Building a compliant APQR requires a structured approach: gathering comprehensive and accurate data from all relevant sources, analysing that data with a genuine focus on trends and risk rather than simple pass-or-fail assessments, compiling the findings into a clearly structured report that tells the product's quality story for the year, and reviewing that report cross-functionally to validate its conclusions and align on the actions that follow. 

Done consistently and done well, the APQR is not an administrative burden, it is one of the most important investments a pharmaceutical manufacturer makes in the sustained quality and safety of its products.

FAQs

FAQ 1: What Is An Annual Product Quality Review (APQR) In Pharmaceuticals?

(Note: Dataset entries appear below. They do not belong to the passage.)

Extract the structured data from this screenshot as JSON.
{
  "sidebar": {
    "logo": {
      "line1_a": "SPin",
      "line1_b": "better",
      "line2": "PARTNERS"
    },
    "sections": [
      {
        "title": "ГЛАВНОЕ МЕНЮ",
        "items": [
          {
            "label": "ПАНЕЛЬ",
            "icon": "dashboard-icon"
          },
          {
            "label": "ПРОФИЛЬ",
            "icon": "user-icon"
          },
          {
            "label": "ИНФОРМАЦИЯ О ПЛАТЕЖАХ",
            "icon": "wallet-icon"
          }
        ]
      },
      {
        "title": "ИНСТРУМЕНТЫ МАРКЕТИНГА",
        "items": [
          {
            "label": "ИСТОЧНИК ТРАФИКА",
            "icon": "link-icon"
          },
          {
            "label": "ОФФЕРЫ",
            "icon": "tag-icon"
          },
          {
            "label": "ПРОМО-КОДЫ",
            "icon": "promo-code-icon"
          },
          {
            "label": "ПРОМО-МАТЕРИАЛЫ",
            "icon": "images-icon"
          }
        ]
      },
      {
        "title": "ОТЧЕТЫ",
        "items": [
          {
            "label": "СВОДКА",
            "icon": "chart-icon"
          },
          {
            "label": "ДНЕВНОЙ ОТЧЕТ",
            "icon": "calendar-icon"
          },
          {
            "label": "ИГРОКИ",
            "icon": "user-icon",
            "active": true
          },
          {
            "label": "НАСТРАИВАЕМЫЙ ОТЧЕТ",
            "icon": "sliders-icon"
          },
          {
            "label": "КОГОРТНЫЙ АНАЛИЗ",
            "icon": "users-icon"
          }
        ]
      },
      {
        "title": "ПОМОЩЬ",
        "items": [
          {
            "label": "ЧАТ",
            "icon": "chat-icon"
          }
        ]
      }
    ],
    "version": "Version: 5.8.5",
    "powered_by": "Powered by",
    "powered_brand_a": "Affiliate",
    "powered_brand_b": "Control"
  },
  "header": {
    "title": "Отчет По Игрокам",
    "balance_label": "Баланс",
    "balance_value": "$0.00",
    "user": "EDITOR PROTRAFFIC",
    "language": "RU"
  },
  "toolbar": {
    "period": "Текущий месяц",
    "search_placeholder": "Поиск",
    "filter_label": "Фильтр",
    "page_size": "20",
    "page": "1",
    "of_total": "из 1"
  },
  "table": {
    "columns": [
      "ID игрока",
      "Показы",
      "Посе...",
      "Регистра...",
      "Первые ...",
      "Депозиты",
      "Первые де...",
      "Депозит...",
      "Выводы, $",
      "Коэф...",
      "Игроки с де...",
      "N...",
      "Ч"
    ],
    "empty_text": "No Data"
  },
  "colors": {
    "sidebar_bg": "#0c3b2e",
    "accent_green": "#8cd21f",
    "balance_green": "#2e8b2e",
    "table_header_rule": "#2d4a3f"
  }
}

An Annual Product Quality Review (APQR) is a structured, yearly assessment of a pharmaceutical product’s manufacturing, quality, and compliance performance. It evaluates trends in batch results, deviations, complaints, stability, and other quality-related data to ensure consistent product quality, identify potential risks, and guide process improvements. APQR is a regulatory requirement for all commercialized products and transforms historical data into actionable knowledge, helping companies strengthen processes and reduce patient risk.

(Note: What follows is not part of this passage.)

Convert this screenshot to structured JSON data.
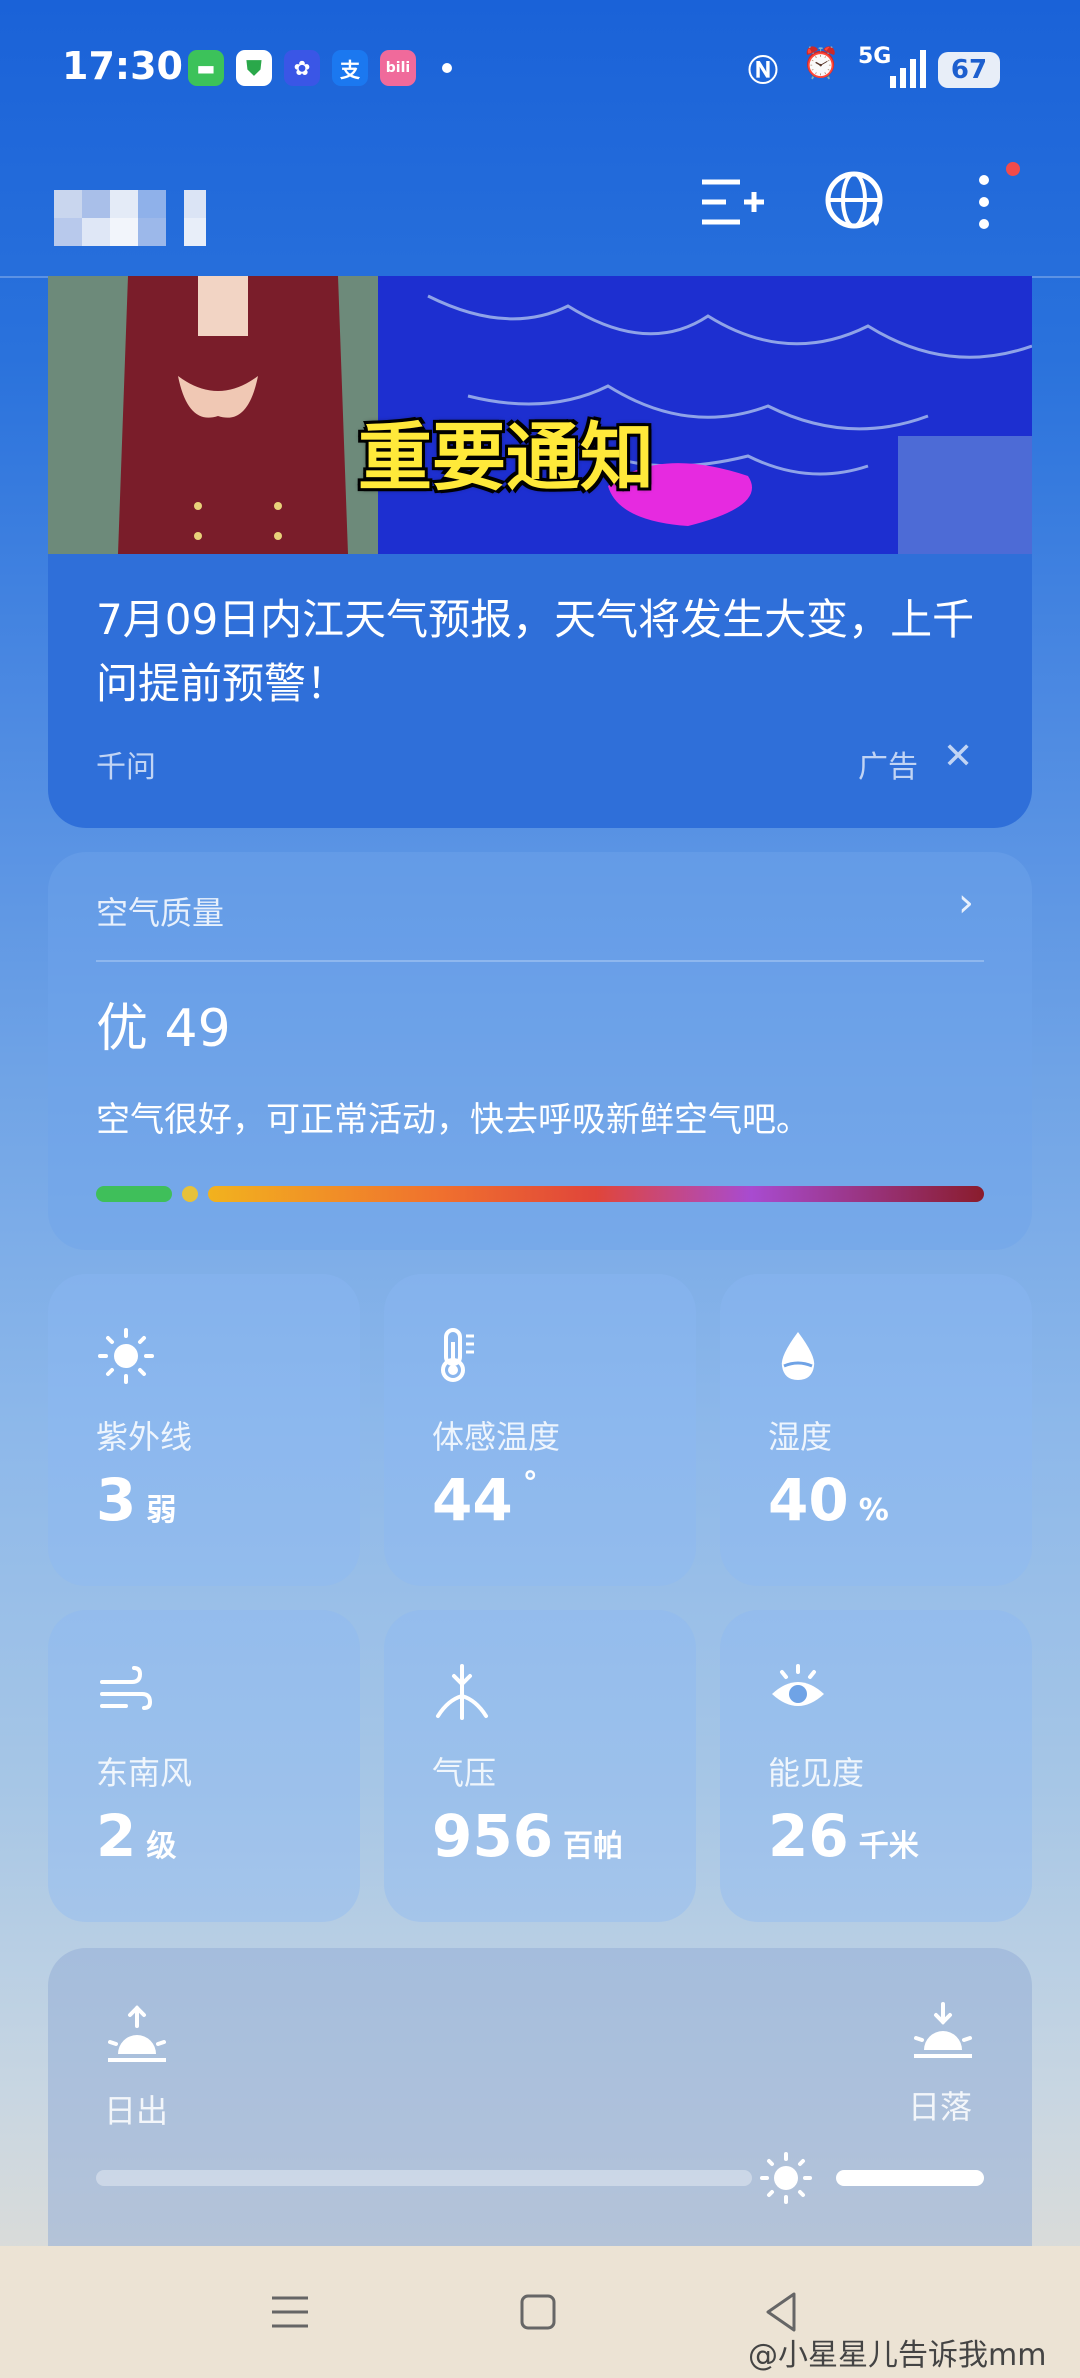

FAQ 2: Who Is Responsible For Preparing And Approving The APQR?

Quality Assurance (QA) owns the APQR process and is responsible for its final approval. However, preparing an APQR is a collaborative effort that involves multiple departments. Quality Control provides analytical testing and stability data, Manufacturing shares batch records and production performance information, Engineering and Validation report on equipment and process qualifications, and Regulatory Affairs provides updates on the regulatory status of the product across markets. The final APQR report must be reviewed and approved by senior QA personnel to ensure it is accurate, complete, and compliant with applicable regulations.

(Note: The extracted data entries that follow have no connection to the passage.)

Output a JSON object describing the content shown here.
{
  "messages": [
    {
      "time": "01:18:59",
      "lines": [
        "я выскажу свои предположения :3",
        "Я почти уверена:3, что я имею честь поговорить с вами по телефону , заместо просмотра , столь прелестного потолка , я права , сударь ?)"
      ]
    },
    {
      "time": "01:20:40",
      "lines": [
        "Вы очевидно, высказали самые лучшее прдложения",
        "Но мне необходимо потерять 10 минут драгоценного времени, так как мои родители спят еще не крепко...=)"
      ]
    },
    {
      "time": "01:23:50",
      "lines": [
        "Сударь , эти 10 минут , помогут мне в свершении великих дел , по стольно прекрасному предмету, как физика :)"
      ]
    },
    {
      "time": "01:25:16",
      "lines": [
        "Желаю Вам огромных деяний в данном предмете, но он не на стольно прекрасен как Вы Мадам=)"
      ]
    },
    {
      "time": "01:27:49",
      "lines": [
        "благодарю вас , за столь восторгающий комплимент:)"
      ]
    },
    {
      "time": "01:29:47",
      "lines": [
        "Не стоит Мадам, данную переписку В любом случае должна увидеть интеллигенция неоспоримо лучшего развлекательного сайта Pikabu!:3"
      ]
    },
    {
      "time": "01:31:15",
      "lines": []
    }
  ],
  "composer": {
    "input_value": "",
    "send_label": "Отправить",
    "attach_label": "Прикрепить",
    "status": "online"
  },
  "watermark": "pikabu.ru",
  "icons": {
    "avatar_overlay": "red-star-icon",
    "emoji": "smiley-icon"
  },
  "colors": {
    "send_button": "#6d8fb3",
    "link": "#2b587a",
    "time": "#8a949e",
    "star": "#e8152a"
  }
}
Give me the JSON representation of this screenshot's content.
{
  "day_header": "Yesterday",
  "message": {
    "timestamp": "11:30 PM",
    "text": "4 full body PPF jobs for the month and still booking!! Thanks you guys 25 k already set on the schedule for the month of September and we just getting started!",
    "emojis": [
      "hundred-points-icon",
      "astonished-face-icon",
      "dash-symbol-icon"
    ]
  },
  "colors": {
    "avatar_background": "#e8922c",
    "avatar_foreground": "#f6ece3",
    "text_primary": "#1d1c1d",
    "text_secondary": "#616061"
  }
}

FAQ 3: When And How Should An APQR Be Completed?

The APQR must be completed annually for each commercialized product. Companies usually follow either a calendar year approach, covering January through December, or a rolling twelve-month cycle for products launched mid-year or produced in low volumes. Completing an APQR involves four key steps: gathering all relevant information from batch records, deviations, complaints, stability studies, and regulatory data; analysing this data to identify trends, risks, and potential process improvements; compiling a structured report with findings, trends, conclusions, and recommendations; and reviewing and approving the report through a cross-functional process before submission. When done correctly, the APQR not only ensures regulatory compliance but also supports continuous improvement and risk management.